La machine remplacera-t-elle bientôt l’humain ? Si la question est aussi ancienne que la première avancée technique, c’est aussi la grande interrogation existentielle d’aujourd’hui soulevée par l’IA et leurs principaux outils, les chabots, basés sur de grands modèles de langage. L’essentiel de ces outils de l’IA est entre les mains de multinationales étasuniennes de la Big Tech : Google, Meta, Microsoft, Apple, Amazon…
C’est un univers ultra-concurrentiel où l’objectif est la rentabilité. Sam Altman, patron d’OpenAI, créateur du chabot conversationnel ChatGPT, entré en service en 2022, est concurrencé par Anthropic et son chabot Claude. C’est désormais la course à l’entrée en bourse avec des niveaux de valorisation des deux entreprises de l’ordre de 800 à 900 milliards de dollars. Pour arriver à leurs fins mercantiles, ces multinationales détenues par ces milliardaires n’hésitent pas à supprimer des milliers d’emplois. Le patron de Meta, Mark Zuckerberg, a annoncé en avril la suppression de 8 000 emplois pour se concentrer sur le développement de l’IA, soit 10% des effectifs. Pour se prémunir des dérives de l’IA, des résistances citoyennes se mettent en place.

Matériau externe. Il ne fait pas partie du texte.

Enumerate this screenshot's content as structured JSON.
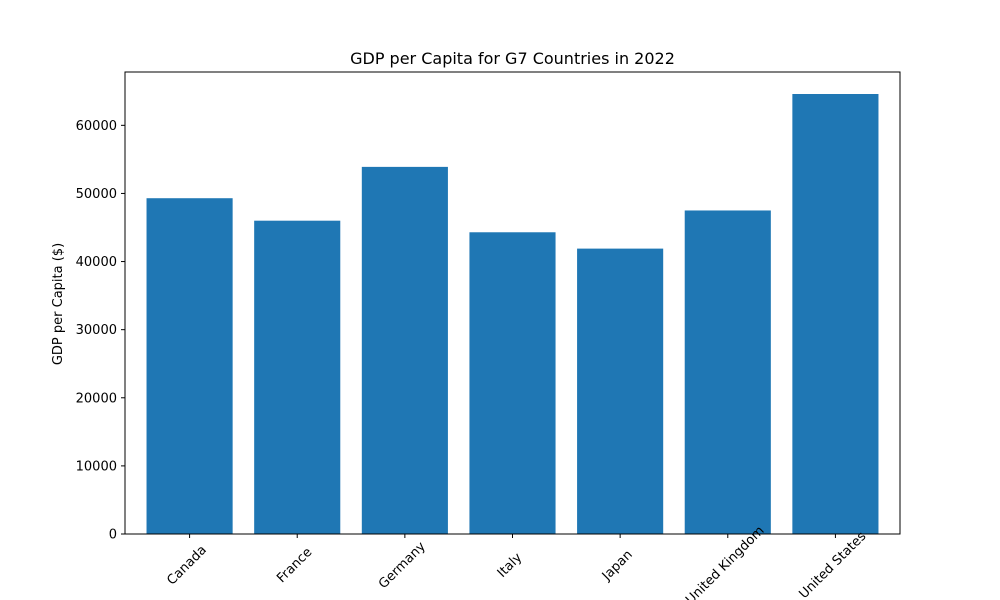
{
  "chart_data": {
    "type": "bar",
    "title": "GDP per Capita for G7 Countries in 2022",
    "xlabel": "",
    "ylabel": "GDP per Capita ($)",
    "categories": [
      "Canada",
      "France",
      "Germany",
      "Italy",
      "Japan",
      "United Kingdom",
      "United States"
    ],
    "values": [
      49300,
      46000,
      53900,
      44300,
      41900,
      47500,
      64600
    ],
    "ylim": [
      0,
      67830
    ],
    "yticks": [
      0,
      10000,
      20000,
      30000,
      40000,
      50000,
      60000
    ],
    "bar_color": "#1f77b4",
    "grid": false,
    "legend": "none"
  }
}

Dans le monde du travail, les syndicats ont un rôle de vigie essentiel comme c’est aussi le cas à l’université où l’IA est étudiée (lire notre entretien avec le professeur Jérémi Sauvage). Au niveau des États, la France a développé une stratégie en tenant un sommet de l’IA en 2025. Mais le tropisme pro-business du président de la République, Emmanuel Macron, laisse en jachère la question centrale de la maîtrise publique de l’IA pour privilégier la compétition notamment pour l’accueil de centres de données avides d’eau et d’énergie. La réflexion a été le choix premier de la Métropole de Montpellier qui a mis en place une convention citoyenne en 2024 et va créer en septembre un comité éthique pour encadrer l’usage de l’IA. D’ores et déjà, 1 000 agents de la Métropole ont été formés à l’IA générative avec l’éditeur Delibia, plateforme française (lire page 8).
La formation et la connaissance sont indispensables comme le préconise le programme public popularisé par les cafés IA* proposé par le Conseil national du numérique. « la technique doit être enseignée à tous, dans sa genèse, son fonctionnement et ses usages. C’est à cette condition seulement qu’elle ne sera aucunement aliénante », précise l’une des fiches pédagogiques mise à disposition du grand public.